A U.S. House committee takes to the road today for a politically charged field hearing in North Charleston, S.C., to determine whether the Boeing Co. violated labor laws by moving an assembly operation from Washington State to South Carolina.
"Chairman Issa and the other committee members want to hear from folks on the ground to learn what the economic impacts are and really get their arms around the local impact of the potential decision," said Jeffrey Solsby, a spokesman for Rep. Darrell Issa, R-Calif., who is chairman of the House Oversight and Government Reform Committee.
At issue is a National Labor Relations Board lawsuit against the airplane manufacturer alleging that the company illegally moved the assembly of its fuel-efficient 787 Dreamliner from union-friendly Washington to the South, where union influence is less prominent.
Almost every GOP presidential candidate has chastised the lawsuit. Mitt Romney called it a "power grab." Herman Cain said it was "completely unacceptable ... political games." Tim Pawlenty called it "another outrageous overreach by the federal government." And Newt Gingrich accused the labor board of "basically breaking the law."
The labor board, which is appointed by the president, wants to force Boeing to keep assembly of the jetliner in Washington, but would not make the company forgo the new non-unionized plant.
Boeing said a NLRB victory would "significantly impact, and perhaps permanently halt, Boeing's efforts to complete the facility," bringing "substantial economic harm to South Carolina."
The labor board says Boeing moved the assembly to retaliate against union workers at the Washington plant, where there have been five strikes since 1977. The most recent strike in 2008 cost Boeing $1.8 billion, according to the company.
The board has cited comments that a Boeing senior official made to a Seattle Times reporter as evidence that the company was trying to avoid unionized labor.
"The overriding factor [in transferring the line] was not the business climate," the official said. " And it was not the wages we're paying today. It was that we cannot afford to have a work stoppage, you know, every three years."
Boeing said it did not "move" the plant but instead created 1,000 new jobs in South Carolina. The company has added 2,000 new union jobs at the Puget Sound plant in Washington since making the decision to build in South Carolina.
South Carolina Governor Nikki Haley was the latest in a long line of Republicans to launch attacks at President Obama over the lawsuit.
"What they have done is come into South Carolina and create 1,000 jobs," Haley said in a conference call with reporters Thursday. "When a president allows a board to take these jobs, he is best friends with every other country who is trying to take our jobs."
Haley said the Boeing labor dispute will be a telling issue in the 2012 election. "I think this is going to be one of the best policy debates we see," she said.
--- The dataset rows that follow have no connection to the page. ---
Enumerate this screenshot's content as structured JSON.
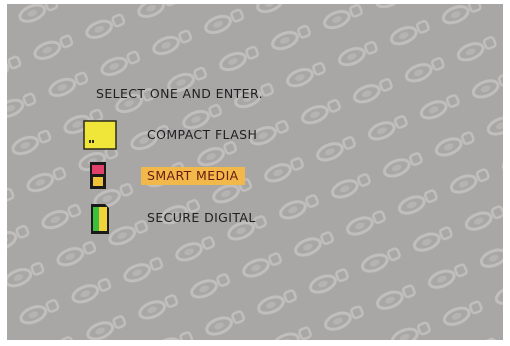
{
  "prompt": "SELECT ONE AND ENTER.",
  "menu": {
    "items": [
      {
        "label": "COMPACT FLASH",
        "icon": "compact-flash-card-icon",
        "selected": false
      },
      {
        "label": "SMART MEDIA",
        "icon": "smart-media-card-icon",
        "selected": true
      },
      {
        "label": "SECURE DIGITAL",
        "icon": "secure-digital-card-icon",
        "selected": false
      }
    ]
  },
  "colors": {
    "background": "#a9a7a5",
    "highlight": "#f3b84a",
    "highlight_text": "#6a1a10",
    "text": "#1f1f22"
  }
}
Sen. Lindsey Graham, R-S.C., said he so strongly opposes the "frivolous" lawsuit that he will use Senate procedures to block Obama's nominee for the next commerce secretary, John Bryson, who, coincidentally, sits on the Boeing executive board.
"I can't think of a more damaging way to hurt job creation than for this complaint to be successful," Graham said Tuesday.
Boeing Already Planning to Appeal
Tom Wroblewski, the district president of the International Association of Machinists and Aerospace Workers union, which filed the initial complaint with the NLRB, said the issue had been high-jacked by conservative politicians.
"Partisan politics, particularly on the right, have seized upon the issue and are spinning it to fit their broader anti-union or anti-Obama agendas," he wrote in a letter to Boeing employees at the new South Carolina plant.
While Boeing spokesman Sean McCormack would not comment on the case's political ramifications, he said the lawsuit raises questions about the ability of companies to make decisions about where they do business.
"Here you have a major American manufacturing company, Boeing, making a billion-dollar investment on manufacturing capacity in the U.S.," McCormack said. "We think that should be celebrated. Instead, we have a threat from the government, more specifically from the NLRB, to call for a remedy that would effectively close the plant."
The NLRB case began Tuesday with a hearing in Seattle and is expected to last a couple of weeks, the board spokesman said.
McCormack said Boeing does not expect to win the case in front of the labor board and will appeal to the U.S. Circuit Court.
"We believe that the complaint is a frivolous campaign not grounded in law and runs contrary not only to NLRB precedent," McCormack said, "but also established Supreme Court precedent."